Your trajectory and position in FOSS
- Why did you get into OS development?
- What is your educational background?
- What projects are you most involved in?
- For those projects: What is your role?
- How long have you been doing that?
- How did you get involved?
- Are you part of a team, and if so, how big is it?
- Have you had major involvement with other FOSS projects in the past? Which projects, and in what capacity?
- How does your FOSS work interact with your day job? Is the balance where you would like it?
- How are you supporting yourself, if not by working on the project?
Your outlook on FOSS
- What is your favorite part of your work?
- What’s your least favorite part of your work?
- What do you perceive as the most important FOSS digital infrastructure projects out there? Why?
Governance & Management
- What are the communities that you would describe yourself as being a part of?
- How did the last person join your project?
- How did the last person leave your project?
- How do you define “contributor” to your project?
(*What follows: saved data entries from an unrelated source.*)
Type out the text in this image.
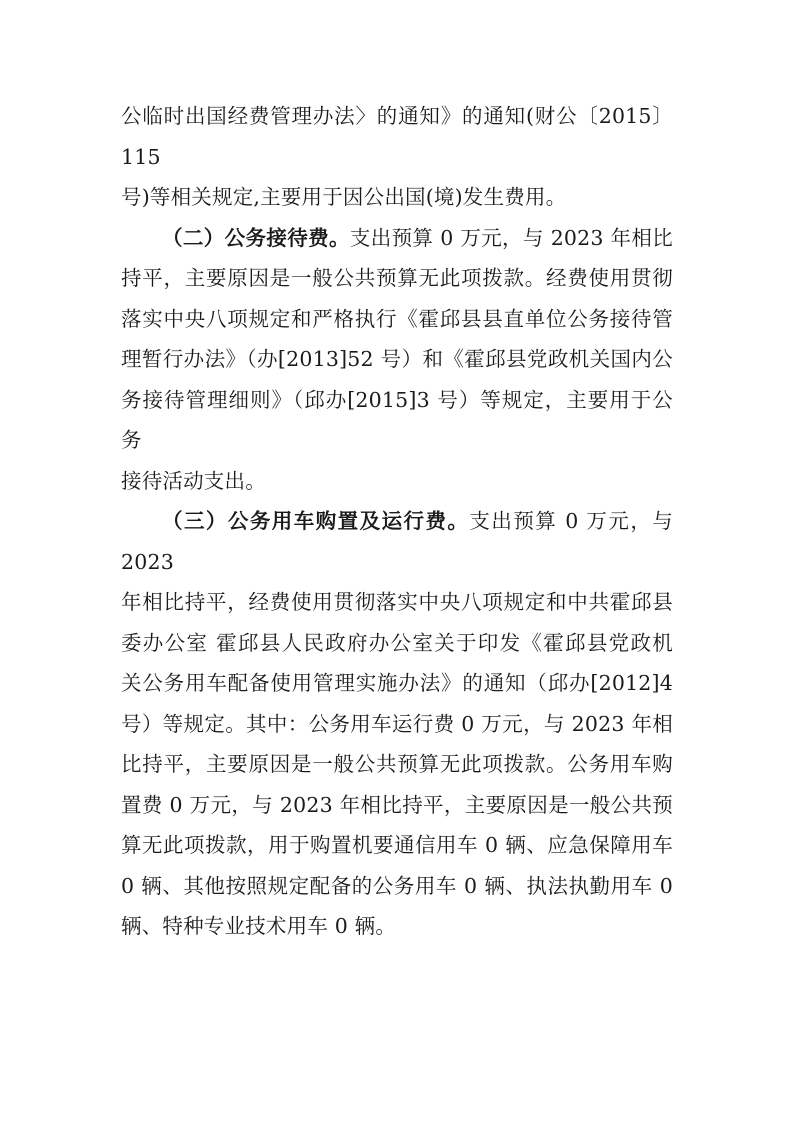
公临时出国经费管理办法〉的通知》的通知(财公〔2015〕115
号)等相关规定,主要用于因公出国(境)发生费用。
（二）公务接待费。支出预算 0 万元，与 2023 年相比
持平，主要原因是一般公共预算无此项拨款。经费使用贯彻
落实中央八项规定和严格执行《霍邱县县直单位公务接待管
理暂行办法》（办[2013]52 号）和《霍邱县党政机关国内公
务接待管理细则》（邱办[2015]3 号）等规定，主要用于公务
接待活动支出。
（三）公务用车购置及运行费。支出预算 0 万元，与 2023
年相比持平，经费使用贯彻落实中央八项规定和中共霍邱县
委办公室 霍邱县人民政府办公室关于印发《霍邱县党政机
关公务用车配备使用管理实施办法》的通知（邱办[2012]4
号）等规定。其中：公务用车运行费 0 万元，与 2023 年相
比持平，主要原因是一般公共预算无此项拨款。公务用车购
置费 0 万元，与 2023 年相比持平，主要原因是一般公共预
算无此项拨款，用于购置机要通信用车 0 辆、应急保障用车
0 辆、其他按照规定配备的公务用车 0 辆、执法执勤用车 0
辆、特种专业技术用车 0 辆。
Where do your contributors come from?
- Is there anybody who isn’t coding who is a member of your core team?
- Who is not on your team/community, but should be?
- Are there structures about decision-making in your project/area?
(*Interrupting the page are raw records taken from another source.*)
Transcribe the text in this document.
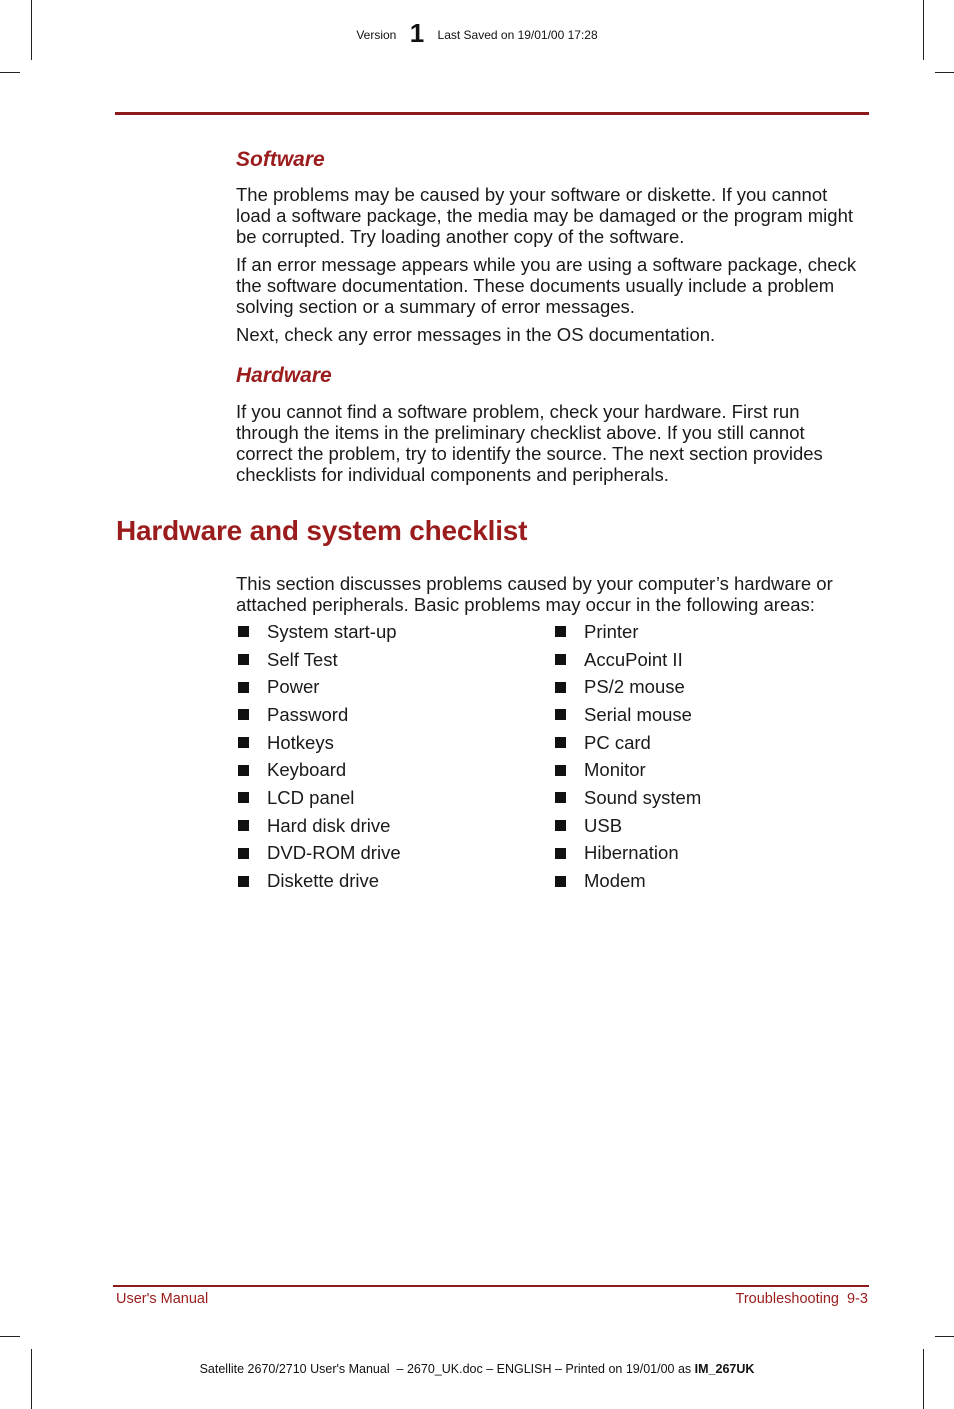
Version 1 Last Saved on 19/01/00 17:28
Software

The problems may be caused by your software or diskette. If you cannot load a software package, the media may be damaged or the program might be corrupted. Try loading another copy of the software.

If an error message appears while you are using a software package, check the software documentation. These documents usually include a problem solving section or a summary of error messages.

Next, check any error messages in the OS documentation.

Hardware

If you cannot find a software problem, check your hardware. First run through the items in the preliminary checklist above. If you still cannot correct the problem, try to identify the source. The next section provides checklists for individual components and peripherals.

Hardware and system checklist

This section discusses problems caused by your computer’s hardware or attached peripherals. Basic problems may occur in the following areas:

System start-up
Self Test
Power
Password
Hotkeys
Keyboard
LCD panel
Hard disk drive
DVD-ROM drive
Diskette drive
Printer
AccuPoint II
PS/2 mouse
Serial mouse
PC card
Monitor
Sound system
USB
Hibernation
Modem
User's Manual	Troubleshooting  9-3
Satellite 2670/2710 User's Manual  – 2670_UK.doc – ENGLISH – Printed on 19/01/00 as IM_267UK
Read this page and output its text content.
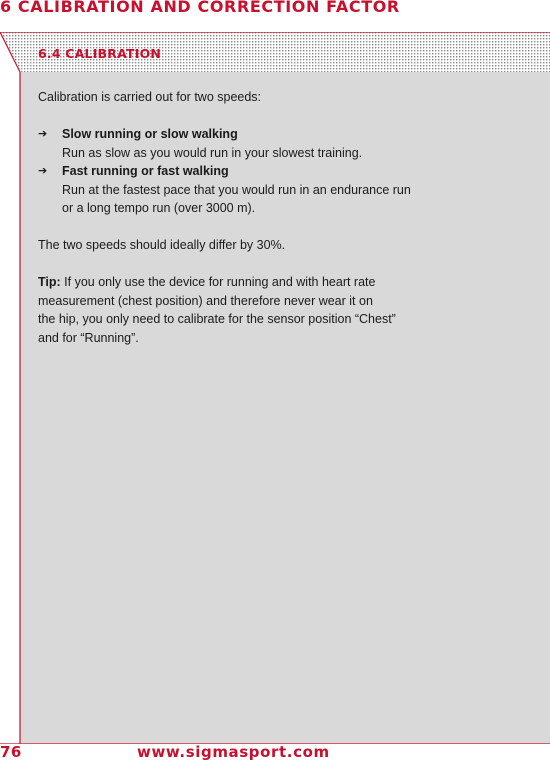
6 CALIBRATION AND CORRECTION FACTOR
6.4 CALIBRATION

Calibration is carried out for two speeds:

➔ Slow running or slow walking
Run as slow as you would run in your slowest training.
➔ Fast running or fast walking
Run at the fastest pace that you would run in an endurance run
or a long tempo run (over 3000 m).

The two speeds should ideally differ by 30%.

Tip: If you only use the device for running and with heart rate
measurement (chest position) and therefore never wear it on
the hip, you only need to calibrate for the sensor position “Chest”
and for “Running”.

76	www.sigmasport.com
- What was the biggest challenge in your current project/area?
- Can you tell me about a time that a conflict occurred in your project? What happened?
- How do you share knowledge in your project/area?
- Do you have a mentor? Do you see yourself as a mentor?
- Have you ever met people on your project face-to-face?
- What conferences do you attend for your work?
- From where does your project get its funding and support?
- What kind of non-monetary support does the project get?
- Do you need more support? If so, for what?
- Is there anybody you wouldn’t accept support from? Why not?
- Have you ever applied for or received funding? How did that work out for you?
Standards – for standards people
- Did you ever comment or write up an RFC? How did that work for you?
- Do you talk to people who are using protocols and standards to which you are contributing? Is there a feedback loop?
Standards – for developers
- How does standardization impact your project (if applicable)?
- What other projects or code bases does your project rely on?
- Do you provide feedback on standards or contribute to discussions about them?
For implementers and service providers
- What are some roadblocks for you when implementing code?
- How does standardization impact your project, if applicable?
- Do you ever give feedback about standards? To whom?
- What other projects or code bases does your project rely on?
- Do you see your work as political? Why/why not?
- Do you see yourself as an activist? Why/why not?
- How do you describe your FOSS work – is it a job, a hobby…?
- What does “open” mean to you? In what ways are your projects open, in what ways less so?
- Do you keep track of your time worked on FOSS?
- What keeps you up at night?
Your project’s state & outlook
- What does your work mean to you?
- What effect do you think your work has on society?
- What do you wish more people knew about your work?
- Do you think your project/area is sustainable? What are your role models for sustainable FOSS infrastructure?
- What is your best-case scenario for your project/area in 5 years? What is your worst-case scenario?